How to I locate it, where is it? How do I identify it? Pictures would help is possible....thanks!


----------



## 2ks (Jun 27, 2009)

*Re: HELP* How do I find my PCV valve 2000 V6 *HELP (1995GTI)*

try this link, shows pics and all you need to know about the pcv system on a 2.8 V6. Other good maintenance info on that site also. 
http://passatb5.wikidot.com/v6...ement


----------



## 2ks (Jun 27, 2009)

*Re: HELP* How do I find my PCV valve 2000 V6 *HELP (1995GTI)*

Here is another link
http://passatb5.wikidot.com/do-it-yourself


----------



## 1995GTI (Jul 19, 2006)

*Re: HELP* How do I find my PCV valve 2000 V6 *HELP (2ks)*

dude thats sweet, thanks man. Def gonna try this. Where can I pick up a replacement set like on those links?

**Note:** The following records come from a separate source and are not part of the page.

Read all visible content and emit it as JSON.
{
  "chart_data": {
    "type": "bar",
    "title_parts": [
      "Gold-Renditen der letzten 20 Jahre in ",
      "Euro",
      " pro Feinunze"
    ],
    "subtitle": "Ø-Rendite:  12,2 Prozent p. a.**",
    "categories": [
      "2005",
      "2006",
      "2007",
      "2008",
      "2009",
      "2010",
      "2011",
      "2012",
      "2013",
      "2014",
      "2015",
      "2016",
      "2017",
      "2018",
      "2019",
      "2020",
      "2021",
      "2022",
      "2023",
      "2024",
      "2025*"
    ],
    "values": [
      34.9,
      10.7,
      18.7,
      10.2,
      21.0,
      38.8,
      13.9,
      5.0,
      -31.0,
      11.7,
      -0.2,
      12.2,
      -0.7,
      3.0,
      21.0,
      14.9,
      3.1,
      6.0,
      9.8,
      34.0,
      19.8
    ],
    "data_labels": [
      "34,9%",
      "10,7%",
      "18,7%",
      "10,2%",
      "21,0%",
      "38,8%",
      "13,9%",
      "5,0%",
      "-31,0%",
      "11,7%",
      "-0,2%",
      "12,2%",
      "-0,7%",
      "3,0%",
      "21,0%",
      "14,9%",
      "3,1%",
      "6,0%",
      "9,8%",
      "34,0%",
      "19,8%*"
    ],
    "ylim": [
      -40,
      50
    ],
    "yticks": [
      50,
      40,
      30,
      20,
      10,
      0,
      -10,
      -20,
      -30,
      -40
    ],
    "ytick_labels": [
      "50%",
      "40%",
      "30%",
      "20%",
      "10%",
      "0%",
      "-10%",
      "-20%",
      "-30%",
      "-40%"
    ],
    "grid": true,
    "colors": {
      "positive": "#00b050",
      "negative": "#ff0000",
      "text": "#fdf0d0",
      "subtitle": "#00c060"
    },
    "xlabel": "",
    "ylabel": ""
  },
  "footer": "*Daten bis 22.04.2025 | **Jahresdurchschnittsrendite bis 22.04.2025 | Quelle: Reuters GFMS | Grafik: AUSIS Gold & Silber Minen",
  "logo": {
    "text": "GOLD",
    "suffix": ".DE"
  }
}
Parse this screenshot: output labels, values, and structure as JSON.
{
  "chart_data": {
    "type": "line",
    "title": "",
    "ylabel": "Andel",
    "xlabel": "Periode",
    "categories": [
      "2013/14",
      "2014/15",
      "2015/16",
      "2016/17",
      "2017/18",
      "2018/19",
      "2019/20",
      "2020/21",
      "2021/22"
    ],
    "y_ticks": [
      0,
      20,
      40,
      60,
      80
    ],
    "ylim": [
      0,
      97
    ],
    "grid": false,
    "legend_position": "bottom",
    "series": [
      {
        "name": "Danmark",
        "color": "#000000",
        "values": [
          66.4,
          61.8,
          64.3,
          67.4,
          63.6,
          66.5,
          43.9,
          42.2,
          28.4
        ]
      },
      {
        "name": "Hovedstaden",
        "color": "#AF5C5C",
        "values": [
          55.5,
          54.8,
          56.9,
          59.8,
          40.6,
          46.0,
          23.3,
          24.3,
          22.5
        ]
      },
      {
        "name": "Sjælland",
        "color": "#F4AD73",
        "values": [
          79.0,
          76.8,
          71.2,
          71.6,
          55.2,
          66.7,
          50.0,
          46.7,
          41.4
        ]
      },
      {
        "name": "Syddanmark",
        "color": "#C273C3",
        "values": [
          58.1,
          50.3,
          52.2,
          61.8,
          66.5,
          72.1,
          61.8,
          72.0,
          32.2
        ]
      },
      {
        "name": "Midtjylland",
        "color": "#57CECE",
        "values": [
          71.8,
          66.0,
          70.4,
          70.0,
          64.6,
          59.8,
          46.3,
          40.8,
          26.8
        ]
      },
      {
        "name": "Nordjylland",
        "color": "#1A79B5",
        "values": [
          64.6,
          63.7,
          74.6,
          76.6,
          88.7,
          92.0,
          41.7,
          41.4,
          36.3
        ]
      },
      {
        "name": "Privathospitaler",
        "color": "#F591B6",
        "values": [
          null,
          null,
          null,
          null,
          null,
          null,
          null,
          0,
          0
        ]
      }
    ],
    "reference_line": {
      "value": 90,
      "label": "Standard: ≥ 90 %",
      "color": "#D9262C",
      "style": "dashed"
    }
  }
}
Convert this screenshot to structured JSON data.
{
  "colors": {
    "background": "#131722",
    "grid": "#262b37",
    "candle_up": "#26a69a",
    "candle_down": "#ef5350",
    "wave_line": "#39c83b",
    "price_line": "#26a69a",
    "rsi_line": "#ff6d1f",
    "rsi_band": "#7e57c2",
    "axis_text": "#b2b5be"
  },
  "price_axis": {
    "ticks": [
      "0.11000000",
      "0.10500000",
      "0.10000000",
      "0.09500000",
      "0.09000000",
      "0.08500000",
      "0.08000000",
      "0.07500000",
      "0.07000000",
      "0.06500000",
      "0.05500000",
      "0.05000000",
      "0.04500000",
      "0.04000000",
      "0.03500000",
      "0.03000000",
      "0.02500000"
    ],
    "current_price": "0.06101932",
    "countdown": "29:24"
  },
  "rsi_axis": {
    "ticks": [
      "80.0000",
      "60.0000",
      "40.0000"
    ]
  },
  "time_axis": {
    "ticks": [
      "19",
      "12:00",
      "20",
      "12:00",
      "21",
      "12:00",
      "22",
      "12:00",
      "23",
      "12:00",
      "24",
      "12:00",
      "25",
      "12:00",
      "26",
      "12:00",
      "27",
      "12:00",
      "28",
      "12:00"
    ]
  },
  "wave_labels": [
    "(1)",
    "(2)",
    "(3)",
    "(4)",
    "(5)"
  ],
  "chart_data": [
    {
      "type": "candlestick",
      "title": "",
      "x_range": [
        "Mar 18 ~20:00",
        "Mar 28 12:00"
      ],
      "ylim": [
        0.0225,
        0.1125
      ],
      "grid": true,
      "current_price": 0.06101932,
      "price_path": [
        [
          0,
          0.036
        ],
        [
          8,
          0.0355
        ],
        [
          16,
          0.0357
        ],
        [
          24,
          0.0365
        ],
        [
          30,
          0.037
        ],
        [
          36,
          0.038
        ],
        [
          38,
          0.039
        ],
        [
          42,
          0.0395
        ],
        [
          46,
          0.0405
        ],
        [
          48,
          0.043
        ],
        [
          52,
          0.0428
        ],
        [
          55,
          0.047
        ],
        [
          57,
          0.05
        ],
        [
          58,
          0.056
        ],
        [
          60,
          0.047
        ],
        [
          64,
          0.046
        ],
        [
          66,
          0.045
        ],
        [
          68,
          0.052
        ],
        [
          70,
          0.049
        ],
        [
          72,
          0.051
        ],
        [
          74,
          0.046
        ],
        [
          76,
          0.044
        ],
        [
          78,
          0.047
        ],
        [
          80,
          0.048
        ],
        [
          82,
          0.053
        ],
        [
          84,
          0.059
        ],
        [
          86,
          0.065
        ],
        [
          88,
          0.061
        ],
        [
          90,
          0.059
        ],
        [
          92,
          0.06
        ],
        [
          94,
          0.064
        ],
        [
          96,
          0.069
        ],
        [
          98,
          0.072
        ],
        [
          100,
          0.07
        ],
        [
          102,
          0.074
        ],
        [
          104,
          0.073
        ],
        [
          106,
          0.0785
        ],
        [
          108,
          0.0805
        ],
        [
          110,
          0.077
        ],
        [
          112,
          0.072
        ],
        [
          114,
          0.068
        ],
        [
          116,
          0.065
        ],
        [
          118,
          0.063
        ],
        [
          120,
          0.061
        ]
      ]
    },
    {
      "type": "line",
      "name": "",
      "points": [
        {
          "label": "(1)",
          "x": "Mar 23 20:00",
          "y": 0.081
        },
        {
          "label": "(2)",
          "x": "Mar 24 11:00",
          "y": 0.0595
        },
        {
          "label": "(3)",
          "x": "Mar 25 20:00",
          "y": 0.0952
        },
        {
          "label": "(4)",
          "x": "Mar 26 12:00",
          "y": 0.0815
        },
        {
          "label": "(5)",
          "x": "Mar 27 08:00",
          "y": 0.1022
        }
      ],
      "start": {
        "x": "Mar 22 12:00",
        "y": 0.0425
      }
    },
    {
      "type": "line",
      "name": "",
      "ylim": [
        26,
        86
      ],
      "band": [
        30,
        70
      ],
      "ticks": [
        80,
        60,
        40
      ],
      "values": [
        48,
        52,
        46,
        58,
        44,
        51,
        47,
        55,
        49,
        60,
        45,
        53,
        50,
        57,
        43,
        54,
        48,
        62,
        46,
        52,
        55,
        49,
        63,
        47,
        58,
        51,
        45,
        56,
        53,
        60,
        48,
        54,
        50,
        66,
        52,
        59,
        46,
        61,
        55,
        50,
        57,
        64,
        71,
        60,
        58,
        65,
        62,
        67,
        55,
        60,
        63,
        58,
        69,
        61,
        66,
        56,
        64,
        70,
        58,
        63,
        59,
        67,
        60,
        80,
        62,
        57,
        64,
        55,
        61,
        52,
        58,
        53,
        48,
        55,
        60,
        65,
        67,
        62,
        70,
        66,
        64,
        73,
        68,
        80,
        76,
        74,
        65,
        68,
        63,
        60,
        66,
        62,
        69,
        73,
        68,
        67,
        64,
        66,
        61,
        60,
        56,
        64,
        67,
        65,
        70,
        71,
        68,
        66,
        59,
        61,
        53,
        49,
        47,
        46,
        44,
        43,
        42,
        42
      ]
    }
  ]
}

Besides the dealer of course


----------



## 2ks (Jun 27, 2009)

*Re: HELP* How do I find my PCV valve 2000 V6 *HELP (1995GTI)*

These outta get you started, some may be specific links for something i was looking for, just click at the top to go to that sites home page, should give you a drill down menu on most of em. 
http://www.passatworld.com/for...99485
http://www.getcoolparts.com/
http://www.autohausaz.com/
http://www.stopshopanddrive.com/
http://www.germanautoparts.com/
http://www.ecstuning.com/
http://www.parts4vws.com/
http://www.worldimpex.com/
http://www.aboveallmotorwerks.com/
http://www.europartsdirect.com/
http://www.partsgeek.com/
http://www.pelicanparts.com/eu...g.htm


----------



## 1995GTI (Jul 19, 2006)

*Re: HELP* How do I find my PCV valve 2000 V6 *HELP (2ks)*

dude your the man, thanks alot.


----------



## Slimjimmn (Apr 8, 2006)

*Re: HELP* How do I find my PCV valve 2000 V6 *HELP (1995GTI)*

pretty cool writeups there. I love the w8 rear susp change where the guy uses 2 visegrips to loosen the top nut lol..


----------



## spitpilot (Feb 14, 2000)

*Re: HELP* How do I find my PCV valve 2000 V6 *HELP (Slimjimmn)*

There are 3 parts to the 2000 V6 PCV system..that big hose assembly that goes across the motor..a small hose that hook up to that and goes to crankcase vent on back of motor under throttle body, and something called the "suction pump" a "Y" shaped plastic part that controls vaccum and connects to PCV and brake booster hose....All three cost me about $125 or so a few years back when I replaced the PCV system to cure oil seepage from cam adjuster seals. I bought the parts from "1stVWparts" website... http://****************.com/smile/emthup.gif


----------



## Crash893a (Feb 11, 2004)

*Re: HELP* How do I find my PCV valve 2000 V6 *HELP (Slimjimmn)*

Thats pretty funny to see. I run that website and I wasn't really expecting anyone else to find it.
Good to see that its doing some good


----------